Pan and Wood (2006) performed a pioneering study using the constrained ensemble Kalman filter method to estimate balanced water budget components over a heavily instrumented experimental area in Oklahoma, in the United States. The authors used EnKF and assimilation with the VIC macroscale land surface model to “optimally redistribute” water budget imbalances. Sahoo et al. (2011) merged EO datasets for P, E, and ΔS over 10 large basins, using weighted values based on their errors, to mitigate errors in the individual satellite products. The authors use the constrained ensemble Kalman filter (CenKF) method to revise water cycle components in order to satisfy the water budget closure constraint. Pan et al. (2012) used similar methods, including CenKF to merge EO datasets over 32 global river basins. In addition to remote sensing data, the authors used in situ observations, land surface model simulations, and global reanalyses.

Following a somewhat different approach, Aires (2014) introduced an integration method called optimal interpolation (OI) that draws inspiration from inversion of satellite retrievals. It is a closed-form analytical solution that imposes a WC budget closure constraint. The OI modifies each of the WC components by an amount inversely proportional to its uncertainty. Aires showed that this constraint improves the estimation of the WC components in some places and times. In a following paper Simon Munier et al. (2014) applied OI over the 3 million km² Mississippi River basin, revising satellite estimates for P, E, R, and ΔS. Optimal interpolation is at the basis of the methods used in this study, and is described more thoroughly in Section 3.8.

Multiple collocation (MCL) has also been used for solving the problem of balancing the water budget. MCL is an advancement of the triple collocation method, described well by Pan et al. (2015). Unlike methods relying on known errors in input products, MCL determines error levels based on the mutual distance (mean squared distance) among different observations, assuming their errors are uncorrelated. This a problem without a unique solution; the MCL algorithm seeks to find the best compromise in an over-constrained system. Another method for balancing water budgets is proportional redistribution (Abolafia-Rosenzweig et al. 2021). This method is perhaps the simplest of those described here, as it does not take into account uncertainties (information which is often unavailable), and simply redistributes water budget residuals to each component in proportion to its magnitude.

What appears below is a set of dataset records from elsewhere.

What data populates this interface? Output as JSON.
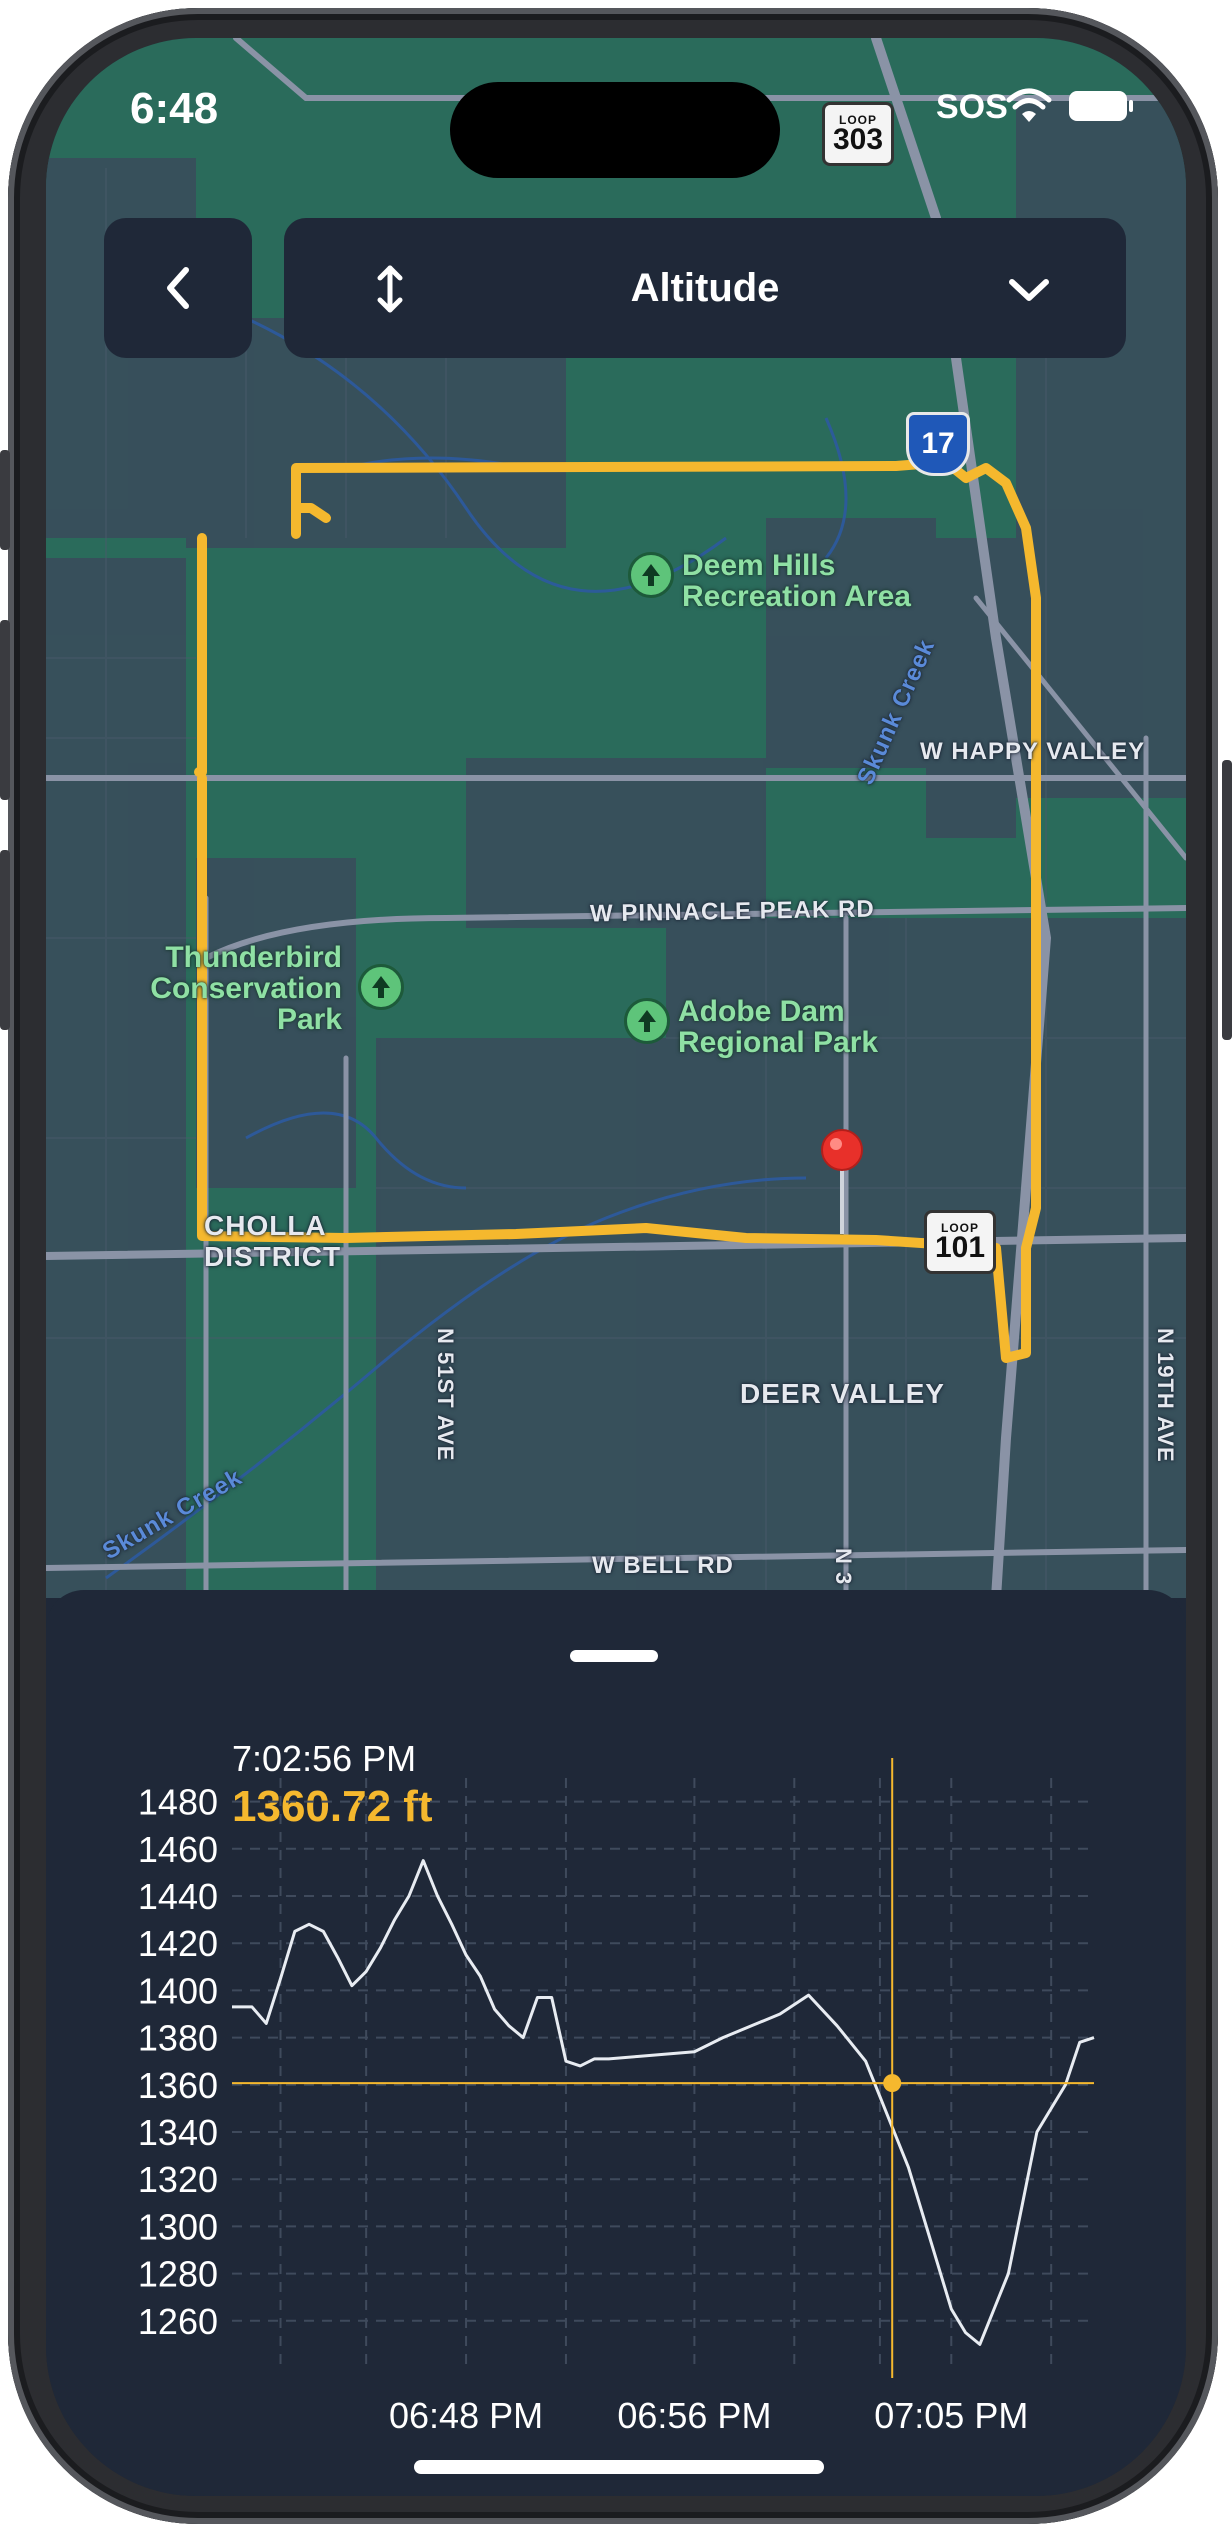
{
  "status_bar": {
    "time": "6:48",
    "sos": "SOS",
    "icons": [
      "cellular-wifi-icon",
      "battery-icon"
    ]
  },
  "controls": {
    "back_icon": "chevron-left-icon",
    "sort_icon": "up-down-arrows-icon",
    "metric": "Altitude",
    "dropdown_icon": "chevron-down-icon"
  },
  "map": {
    "shields": [
      {
        "top": "LOOP",
        "num": "303"
      },
      {
        "top": "LOOP",
        "num": "101"
      },
      {
        "top": "",
        "num": "17"
      }
    ],
    "places": [
      {
        "name": "Deem Hills\nRecreation Area"
      },
      {
        "name": "Thunderbird\nConservation\nPark"
      },
      {
        "name": "Adobe Dam\nRegional Park"
      }
    ],
    "roads": [
      "W HAPPY VALLEY",
      "W PINNACLE PEAK RD",
      "W BELL RD",
      "N 51ST AVE",
      "N 19TH AVE",
      "N 3"
    ],
    "areas": [
      "CHOLLA\nDISTRICT",
      "DEER VALLEY"
    ],
    "waterways": [
      "Skunk Creek",
      "Skunk Creek"
    ],
    "colors": {
      "route": "#f5b82e",
      "pin": "#e8302a",
      "park": "#2a6b5b"
    }
  },
  "chart": {
    "readout_time": "7:02:56 PM",
    "readout_value": "1360.72 ft",
    "accent": "#f5b82e"
  },
  "chart_data": {
    "type": "line",
    "title": "",
    "xlabel": "",
    "ylabel": "",
    "ylim": [
      1240,
      1490
    ],
    "y_ticks": [
      1480,
      1460,
      1440,
      1420,
      1400,
      1380,
      1360,
      1340,
      1320,
      1300,
      1280,
      1260
    ],
    "x_ticks": [
      "06:48 PM",
      "06:56 PM",
      "07:05 PM"
    ],
    "x_minutes_ticks": [
      48,
      56,
      65
    ],
    "crosshair": {
      "time": "7:02:56 PM",
      "value": 1360.72
    },
    "series": [
      {
        "values_time_minutes": [
          39.8,
          40.5,
          41.0,
          41.5,
          42.0,
          42.5,
          43.0,
          43.5,
          44.0,
          44.5,
          45.0,
          45.5,
          46.0,
          46.5,
          47.0,
          47.5,
          48.0,
          48.5,
          49.0,
          49.5,
          50.0,
          50.5,
          51.0,
          51.5,
          52.0,
          52.5,
          53.0,
          54.0,
          55.0,
          56.0,
          57.0,
          58.0,
          59.0,
          60.0,
          61.0,
          62.0,
          62.5,
          63.0,
          63.5,
          64.0,
          64.5,
          65.0,
          65.5,
          66.0,
          66.5,
          67.0,
          67.5,
          68.0,
          68.5,
          69.0,
          69.5,
          70.0
        ],
        "values": [
          1393,
          1393,
          1386,
          1405,
          1425,
          1428,
          1425,
          1414,
          1402,
          1408,
          1418,
          1430,
          1440,
          1455,
          1440,
          1428,
          1415,
          1406,
          1392,
          1385,
          1380,
          1397,
          1397,
          1370,
          1368,
          1371,
          1371,
          1372,
          1373,
          1374,
          1380,
          1385,
          1390,
          1398,
          1385,
          1370,
          1355,
          1340,
          1325,
          1305,
          1285,
          1265,
          1255,
          1250,
          1265,
          1280,
          1310,
          1340,
          1350,
          1360,
          1378,
          1380
        ]
      }
    ]
  }
}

The techniques described above (best combination, Kalman filters, optimal interpolation, multiple collocation, and proportional redistribution) all have an important limitation. Because they require estimates of all four of the major water cycle components, they can only be applied over river basins, where estimates of river discharge can be used as a proxy for basin runoff. (For a discussion of the relationship between runoff and discharge see Section 2.5.)

Simon Munier et al. (2014) were among the first to deal with the problem of how to extend the closure analysis beyond the basin scale. What is noteworthy about their approach is that it is independent from any model. The authors created a simple linear model with auxiliary environmental variables to extend predictions to the global level at the pixel scale. In this paper, the auxiliary information was used in a fairly simple way. The authors did not us environmental data to divide basins into classes based on climate regime. (I hypothesized that predictions could be improved with a more complex model. In Section 4.4.2 I describe how environmental data are used as input variables to a neural network model.)

Later, Simon Munier and Aires (2018) applied OI over 11 large river basins, from the 620,000 km² Colorado River basin to the 4.7 million km² Amazon. OI has also been shown to work well in optimizing satellite observations of the hydrologic cycle over river basins in the Mediterranean (Pellet et al. 2018), South Asia (Pellet, Aires, Papa, et al. 2019), and the Amazon (Pellet et al. 2021).

Machine Learning in the Hydrologic Sciences

Machine learning (ML) involves the use of computer algorithms that learn from data. In contrast, in conventional computer programs, the programmer writes explicit instructions for how to treat data. One type of machine learning algorithm, the neural network, has been the basis for some of the most exciting recent advances in artificial intelligence and computer science. Examples include large language models like ChatGPT, capable of providing detailed and coherent responses to a wide variety of questions. Another example is image generators such as Dall-E and MidJourney, which can produce extraordinary artwork based on a text “prompt” from the user. These models belong to a special class of “deep learning” models that ingest huge amounts of data during training. The large language model Chat-GPT 3.5 contains 175 billion parameters, and its successor v4 is rumored to contain 10 times more (Farseev 2023).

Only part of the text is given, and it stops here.